Defendant-appellant Tony Lee Smith (Smith) brings this appeal following his conviction of two counts of battery, a class D felony.

ISSUE

We quote from Smith’s brief filed on appeal:

“The sole issue presented for review in this appeal is whether the trial court erred when it refused to grant the defendant’s motion to withdraw his pleas of guilty after the court had ignored a plea agreement and had sentenced him to the maximum penalty.”

DISCUSSION AND DECISION

Smith makes the following assertions in his appellate brief:

1. Smith and the State reached an agreement that, in return for a guilty plea on each count, the State would make no recommendation concerning the sentencing and would make no objection if Smith *504asked for sentencing as class A misdemeanors rather than class D felonies.1

2. Smith had also agreed to cooperate with the State in other prosecutions.

3. Smith did cooperate by giving sworn statements which resulted, in convictions of several persons.

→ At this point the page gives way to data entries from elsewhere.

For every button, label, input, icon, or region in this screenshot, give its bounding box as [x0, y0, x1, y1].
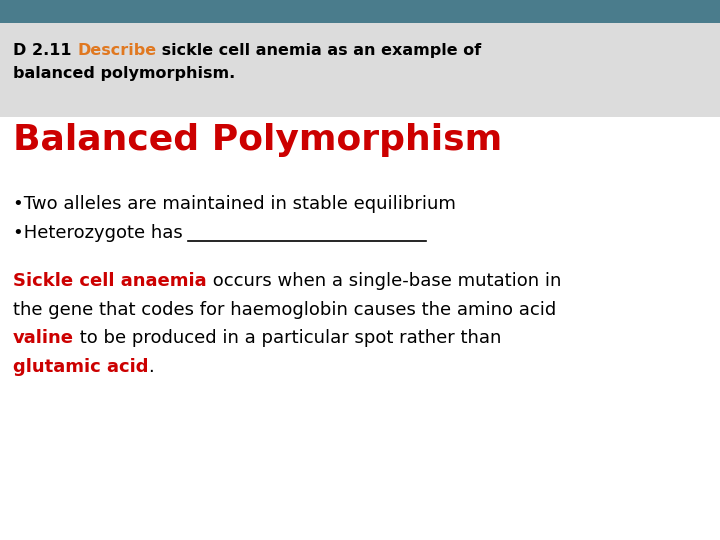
Text: Sickle cell anaemia: Sickle cell anaemia	[13, 272, 207, 290]
Text: the gene that codes for haemoglobin causes the amino acid: the gene that codes for haemoglobin caus…	[13, 301, 557, 319]
Text: D 2.11: D 2.11	[13, 43, 77, 58]
Text: •Heterozygote has: •Heterozygote has	[13, 224, 189, 241]
Text: glutamic acid: glutamic acid	[13, 358, 148, 376]
Text: balanced polymorphism.: balanced polymorphism.	[13, 66, 235, 82]
Text: valine: valine	[13, 329, 74, 347]
Text: Balanced Polymorphism: Balanced Polymorphism	[13, 123, 503, 157]
Text: to be produced in a particular spot rather than: to be produced in a particular spot rath…	[74, 329, 501, 347]
Text: .: .	[148, 358, 154, 376]
Text: Describe: Describe	[77, 43, 156, 58]
Text: •Two alleles are maintained in stable equilibrium: •Two alleles are maintained in stable eq…	[13, 195, 456, 213]
Text: occurs when a single-base mutation in: occurs when a single-base mutation in	[207, 272, 561, 290]
Text: sickle cell anemia as an example of: sickle cell anemia as an example of	[156, 43, 482, 58]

4. At time of sentencing the trial court “ignored” the agreement and sentenced Smith to the maximum penalties.

Smith recognizes that he had the burden of proving that withdrawal of his pleas was necessary to correct a manifest injustice. IC 1971, 35-4.1-1-6(c) (Burns Code Ed., Repl.1979).

Smith cites cases in which our Supreme Court has clearly declared the duty of the State to abide by the terms of plea agreements. This court agrees with and respects the holdings of those cases. In the case at bar, however, the State did exactly what it promised: it made no recommendation concerning sentencing and it made no objection when Smith sought sentencing for class A misdemeanors rather than class D felonies.

When Smith argues that the trial court “ignored” the plea agreement and failed to “go along with” the plea agreement, Smith erroneously interprets the terms and the ramifications of the plea agreement.

At the hearing held May 18, 1978, the judge carefully explained the possible penalties and asked Smith:

“Q. Has anyone, aside from the fact that the amended information has been filed here, has anyone made any promises to you or threatened you to induce you to plead either guilty or not guilty?
A. No, your Honor.
Q. Has anyone tried to talk you into entering a plea contrary to your own wishes?
A. No, your Honor.
Q. The Court wants you to understand that in the event the plea you propose to enter is made as a result of any plea bargain negotiations or plea agreement between your attorney and the prosecuting attorney, that the Court has not been a party to any negotiations that may have gone on or may go on and the Court is not bound by any agreement that may be made until the Court accepts that agreement in open court. Do you understand that?
A. Yes, your Honor.”

IC 1971, 35-50-2-7(b) (Burns Code Ed., Repl.1979) clearly permits the trial court to exercise discretion in sentencing:

“(b) Notwithstanding subsection (a) of this section, if a person has committed a class D felony, the court may enter judgment of conviction of a class A misdemeanor and sentence accordingly. The court shall enter in the record, in detail, the reason for its action whenever it exercises the power granted in this subsection. . .

The State simply agreed to refrain from any attempt to influence the trial court in the exercise of its discretionary power. The State complied with the terms of the agreement.

If Smith believed that the State’s promise to remain silent amounted to some sort of recommendation binding upon the trial court in his favor, he has demonstrated no reasonable basis for such a belief.

In Gross v. State, (1975) Ind.App., 338 N.E.2d 663, 665, Judge Staton cited Dube v. State, (1971) 257 Ind. 398, 275 N.E.2d 7, in writing that “[cjertainly, the mere expectation of a lesser sentence does not make a guilty plea involuntary.”

Judgment affirmed.

LYBROOK and ROBERTSON, JJ., concur.

. See IC 1971, 35-50-2-7(b) (Burns Code Ed., Repl.1979).